One commonly heard refrain is that young women are now doing better than boys – and while that is true, that isn’t the whole picture. ‘In this country, they do better at university than young men,’ Reindorp agrees. ‘But in your 20s, that advantage is lost. By the time you get to 30, women who’ve got degrees are not earning more than men without.’ In fact, the average young woman takes home a fifth less than her male counterpart every year, which roughly works out to about £4,000 a year. ‘Some people think gender equality is done – we know that it really isn’t,’ Reindorp adds. According to a 2024 report by Now: Pensions, that income gap creates a gulf in wealth so large that you’d need to start saving at three years old to retire with the same amount of money as a man.

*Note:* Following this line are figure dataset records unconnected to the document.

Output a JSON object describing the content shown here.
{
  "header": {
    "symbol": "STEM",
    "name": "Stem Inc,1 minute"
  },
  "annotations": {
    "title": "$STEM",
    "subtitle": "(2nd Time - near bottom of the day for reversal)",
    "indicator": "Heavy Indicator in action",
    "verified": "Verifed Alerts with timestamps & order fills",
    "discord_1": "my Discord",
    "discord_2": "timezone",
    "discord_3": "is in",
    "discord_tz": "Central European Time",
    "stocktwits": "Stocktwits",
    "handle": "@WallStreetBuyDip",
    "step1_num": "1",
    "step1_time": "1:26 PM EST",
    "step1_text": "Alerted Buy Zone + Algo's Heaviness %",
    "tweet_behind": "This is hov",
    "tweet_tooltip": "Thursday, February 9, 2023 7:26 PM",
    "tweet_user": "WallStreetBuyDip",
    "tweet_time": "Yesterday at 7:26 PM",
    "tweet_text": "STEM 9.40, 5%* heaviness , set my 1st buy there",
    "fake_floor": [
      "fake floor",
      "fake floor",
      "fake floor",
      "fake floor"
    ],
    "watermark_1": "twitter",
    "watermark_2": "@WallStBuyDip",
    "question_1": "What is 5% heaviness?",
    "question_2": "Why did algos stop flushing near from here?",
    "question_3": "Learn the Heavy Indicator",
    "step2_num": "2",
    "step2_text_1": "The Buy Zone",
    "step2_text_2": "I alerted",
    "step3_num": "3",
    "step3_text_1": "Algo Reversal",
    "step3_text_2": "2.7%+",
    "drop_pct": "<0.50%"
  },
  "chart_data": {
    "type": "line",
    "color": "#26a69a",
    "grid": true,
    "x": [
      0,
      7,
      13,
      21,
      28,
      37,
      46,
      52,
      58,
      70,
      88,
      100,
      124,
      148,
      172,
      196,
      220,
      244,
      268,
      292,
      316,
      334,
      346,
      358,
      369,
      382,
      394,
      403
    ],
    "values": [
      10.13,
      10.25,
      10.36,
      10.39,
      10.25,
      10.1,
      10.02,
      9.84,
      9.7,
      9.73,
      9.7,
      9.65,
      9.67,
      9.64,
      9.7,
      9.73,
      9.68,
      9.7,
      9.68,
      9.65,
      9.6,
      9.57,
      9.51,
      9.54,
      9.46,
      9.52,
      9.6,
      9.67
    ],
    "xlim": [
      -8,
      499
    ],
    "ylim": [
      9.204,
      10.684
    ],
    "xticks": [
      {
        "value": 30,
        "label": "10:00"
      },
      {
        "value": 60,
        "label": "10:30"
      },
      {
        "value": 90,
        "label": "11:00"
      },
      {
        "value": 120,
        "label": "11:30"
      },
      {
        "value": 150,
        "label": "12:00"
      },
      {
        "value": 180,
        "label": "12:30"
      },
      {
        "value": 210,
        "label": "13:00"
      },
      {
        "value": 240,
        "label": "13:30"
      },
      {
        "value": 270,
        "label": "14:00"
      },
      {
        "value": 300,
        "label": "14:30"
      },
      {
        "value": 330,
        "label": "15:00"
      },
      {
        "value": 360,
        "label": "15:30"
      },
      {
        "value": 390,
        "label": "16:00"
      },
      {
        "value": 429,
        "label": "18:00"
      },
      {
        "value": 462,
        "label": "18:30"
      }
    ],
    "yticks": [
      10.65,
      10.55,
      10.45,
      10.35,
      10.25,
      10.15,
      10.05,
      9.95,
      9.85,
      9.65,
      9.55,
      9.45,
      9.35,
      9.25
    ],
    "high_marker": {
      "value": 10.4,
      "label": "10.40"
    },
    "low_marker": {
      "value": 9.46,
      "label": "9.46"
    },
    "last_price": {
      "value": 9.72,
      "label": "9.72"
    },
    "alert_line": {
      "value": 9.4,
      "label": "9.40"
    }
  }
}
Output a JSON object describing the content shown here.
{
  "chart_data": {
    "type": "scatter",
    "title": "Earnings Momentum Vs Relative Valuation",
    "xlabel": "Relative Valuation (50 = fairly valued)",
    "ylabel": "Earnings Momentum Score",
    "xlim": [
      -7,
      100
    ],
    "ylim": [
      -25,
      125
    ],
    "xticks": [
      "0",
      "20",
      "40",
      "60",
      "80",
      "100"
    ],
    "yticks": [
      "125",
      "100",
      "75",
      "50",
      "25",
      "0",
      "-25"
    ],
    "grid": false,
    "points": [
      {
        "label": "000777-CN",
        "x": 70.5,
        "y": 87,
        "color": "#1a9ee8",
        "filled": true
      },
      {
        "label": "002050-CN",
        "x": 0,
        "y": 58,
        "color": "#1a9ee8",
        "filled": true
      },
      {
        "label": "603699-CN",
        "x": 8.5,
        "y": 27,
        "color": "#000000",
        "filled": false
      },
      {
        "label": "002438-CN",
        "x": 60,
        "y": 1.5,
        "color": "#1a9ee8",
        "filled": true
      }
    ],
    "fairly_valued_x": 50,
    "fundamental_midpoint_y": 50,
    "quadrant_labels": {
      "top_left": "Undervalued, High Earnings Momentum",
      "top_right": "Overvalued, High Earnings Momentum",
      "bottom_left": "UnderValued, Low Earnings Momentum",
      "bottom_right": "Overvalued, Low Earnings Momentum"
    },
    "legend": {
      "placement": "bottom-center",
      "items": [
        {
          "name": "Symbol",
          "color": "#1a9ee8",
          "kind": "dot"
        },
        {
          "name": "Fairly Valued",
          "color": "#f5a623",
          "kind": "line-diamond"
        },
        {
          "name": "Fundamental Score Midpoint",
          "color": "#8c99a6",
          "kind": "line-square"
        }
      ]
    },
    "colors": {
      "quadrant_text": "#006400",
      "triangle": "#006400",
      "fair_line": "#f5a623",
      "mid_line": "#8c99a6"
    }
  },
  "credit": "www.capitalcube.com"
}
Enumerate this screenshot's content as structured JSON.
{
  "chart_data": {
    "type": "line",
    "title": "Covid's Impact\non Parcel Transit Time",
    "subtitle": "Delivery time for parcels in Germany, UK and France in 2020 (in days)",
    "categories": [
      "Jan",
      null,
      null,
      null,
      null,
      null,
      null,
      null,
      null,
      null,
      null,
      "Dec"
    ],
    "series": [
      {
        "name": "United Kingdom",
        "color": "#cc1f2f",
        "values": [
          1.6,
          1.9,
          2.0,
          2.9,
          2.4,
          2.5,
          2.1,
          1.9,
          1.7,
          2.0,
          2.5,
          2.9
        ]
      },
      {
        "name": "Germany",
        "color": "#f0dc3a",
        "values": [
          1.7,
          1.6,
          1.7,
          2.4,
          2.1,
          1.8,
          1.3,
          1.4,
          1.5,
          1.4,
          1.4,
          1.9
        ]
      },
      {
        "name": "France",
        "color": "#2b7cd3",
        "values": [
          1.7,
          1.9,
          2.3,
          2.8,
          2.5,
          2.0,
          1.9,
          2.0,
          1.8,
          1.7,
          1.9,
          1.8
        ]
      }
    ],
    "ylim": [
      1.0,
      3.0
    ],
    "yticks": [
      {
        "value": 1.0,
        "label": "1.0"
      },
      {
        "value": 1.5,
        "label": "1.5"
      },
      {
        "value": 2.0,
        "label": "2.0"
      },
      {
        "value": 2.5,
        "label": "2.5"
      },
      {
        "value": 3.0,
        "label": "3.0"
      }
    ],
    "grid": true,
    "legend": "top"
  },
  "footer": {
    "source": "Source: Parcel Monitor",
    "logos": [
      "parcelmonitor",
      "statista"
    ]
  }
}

Advocating for women at the very start of their careers could mean the difference between an old age spent counting pennies in poverty or kicking back in a Tenerife holiday home. To that end, the Young Women’s Trust offers practical help. Volunteers help thousands with their CVs every year, and so far it has supported 22,000 young women with one-on-one sessions with qualified professional coaches who help them with career advice and job applications. But it’s the network’s young members who often help each other the most, Reindorp shares. ‘I’m now a woman in my 50s,’ she says. ‘When I see the young women we’re working with – the way they lift each other up, share their anxieties, their challenges, their stories of resilience – it’s courageous.’

In the run-up to the general election, the trust asked their community of members to create a manifesto for change. At the top of the list: fair and equal pay, which includes salary transparency and creating a world of work that values young women’s labour. Who could disagree with that?